Posted: 17th October 2018

As the nights start to draw in earlier and cold mornings creep up on us, summer holiday planning may seem like a distant memory.

Though the sunny days have not completely abandoned us yet, it is time to pause and review how well your firm’s summer resourcing and outsourcing plans endured. Were your demand forecasts accurate? Did the unusually hot weather impact resource levels? What lessons can be learned and how will this affect preparations for the end of the year?

Spending time with your team to understand return on investment and the strengths and weaknesses of this year’s plan will prepare your business to meet the challenges of the year to come. Not only that, it will get your team into the right mindset for putting together plans for year-end. Positivity is often drawn from looking back at past successes, helping drive teams forward to ‘one-up’ their own efforts.

There is so much to consider during the final months of the calendar year that it is easy to become focused on just one or two key metrics, the most predictable being ‘how many staff will need to work Christmas Day?’

It’s never too early to start planning

When planning ahead for challenging periods in which capacity will be stretched to its limits, there are a number of major factors to consider:

Reviewing MI early 

Crucial to any forward planning effort is looking back at past data to analyse the trends that could help you predict the challenges likely to be faced in future months. A firm’s management information (MI) will be central to this understanding; being a measurement of expectations as compared to outcomes drawn from multiple perspectives (financials, performance, customer outcomes, and so on).

This mix of qualitative and quantitative data tells your management team where future resource should be utilised in order to either bolster previously lacking areas or transfer resource from over-invested areas.

Think back to what happened over the last year. How well was your team able to respond to customer complaints, for example? How many complaints were effectively handled without exerting your resource base? These questions should be starting points from which to start conversations with the team immediately around you, as well as other internal stakeholders.

Understanding the perspective of individuals and managers across the organisation will provide a much more valuable picture of your current resource issues or successes. As well as improving your strategy for this year, early engagement will ensure everyone is bought into the plan and will help you deliver it.

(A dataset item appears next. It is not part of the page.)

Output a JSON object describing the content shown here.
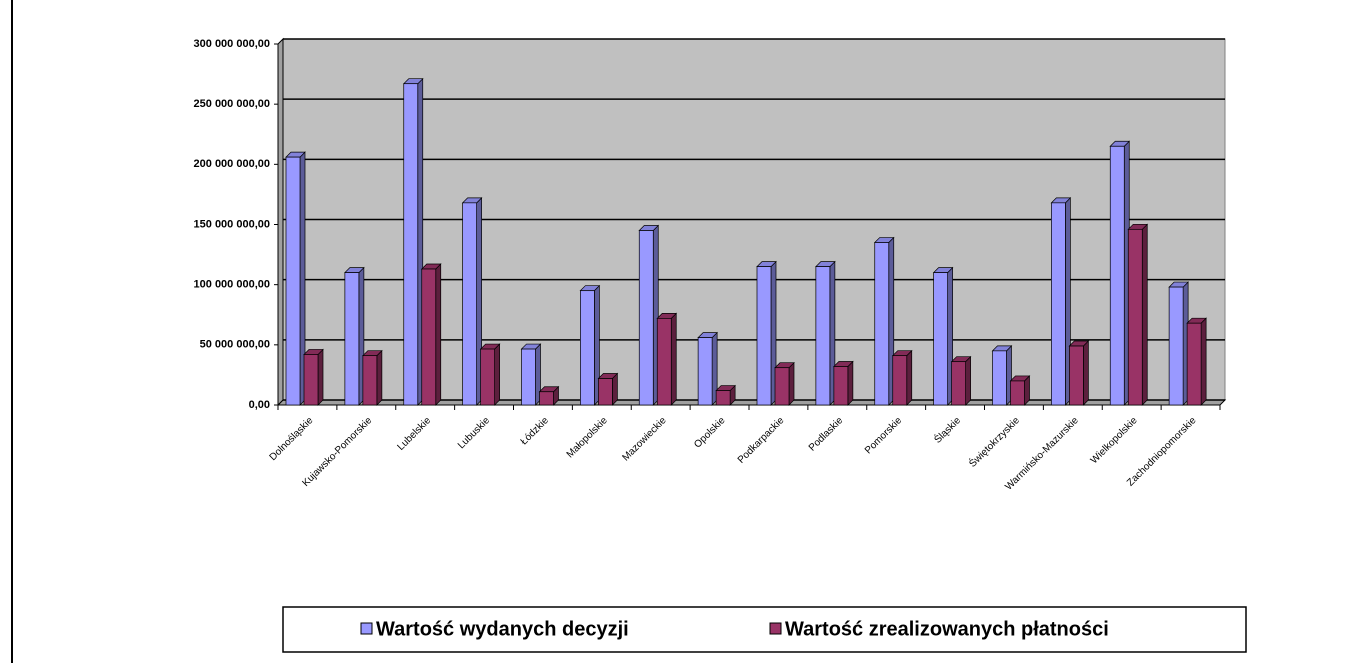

Planning for the unexpected

Resource planning can sometimes feel more like an art than a science, with countless possible determining factors, disruptions and unexpected boosts to contend with. Every individual within a team, whether they be a contractor or permanent employee, will be living their own unique lives with their own complications. Sometimes, things just happen that people have no control over. While a resource planner cannot possibly account for every potential eventuality for the sometimes hundreds of staff under their scope, when considering the winter months and holiday period, there are a few things we can predict.

It will be important to consider external factors that could affect capacity in your operation, such as holidays and the cold weather. How do you plan resources effectively if you don’t know whether roads will be iced-over, or trains delayed? Consider employees’ ability to work from home in the eventuality of transport becoming unusable. It may be hard to imagine snow and sleet at the moment, but it never hurts to be prepared.

If the thought of an empty office buffeted by rain and snow is of concern, think of what actions you could take to improve multi-skilling – that is, training staff to take up multiple roles as a ‘back up’ should the worst occur – and whether or not this investment would be worth making in your specific circumstance. It may be necessary, in the end, to recruit additional or deploy temporary resource to mitigate any projected shortfall.

Ultimately, you’ll be aiming to create a ‘playbook’ of ‘what-if’ scenarios that you can model and pre-empt as part of an action plan. This project will involve identifying who could be drawn on for short-term support in the event of an issue. It’s much easier to do this proactively than in the ‘heat of battle’. The difficult part of this will be agreeing the priority order with all key stakeholders.

A technological solution could also help create additional capacity within your organisation, as well as deliver long-term costs savings, despite an initial investment.

An external council that is far removed from your business unit could serve to independently validate your thinking and ask the ‘obvious’ questions which you may be too close to to ask.

Being ‘business ready’

Once you have reviewed forecast demand and matched resource levels with your expectations for the season, think about what else you can prepare to make your year-end as smooth as possible. Some common considerations include:

  • Holiday allowance usage – Do you have the opportunity to manage shrinkage and avoid a balloon of holiday-taking hitting at the end of the year?
  • Are your Interactive Voice Response phone systems updated in line with seasonal opening hours?
  • Are there savings to be made by reducing facility opening hours?
  • Are you aware of anything in a business area outside of your own that could have an impact on your team? For example, is anyone offering promotions, sending out mailers, and so on?
  • Are season-specific service-level agreements published both internally and externally so that all relevant stakeholders are well-informed and up to date?
  • Are your systems prepared for the new year? For example: schedules ready, holiday allowances loaded, next year’s objectives set, and so on.
  • What support and management cover could be put in place and who will have to remain on call (and for how long)?

While it may feel a little too early to start thinking about the upcoming holiday season – or that you may feel like you do not have time during this, no-doubt, busy period – a proper review of capacity ahead of the winter months need not take long. The effort and planning invested at this stage will surely pay dividends in the months to come.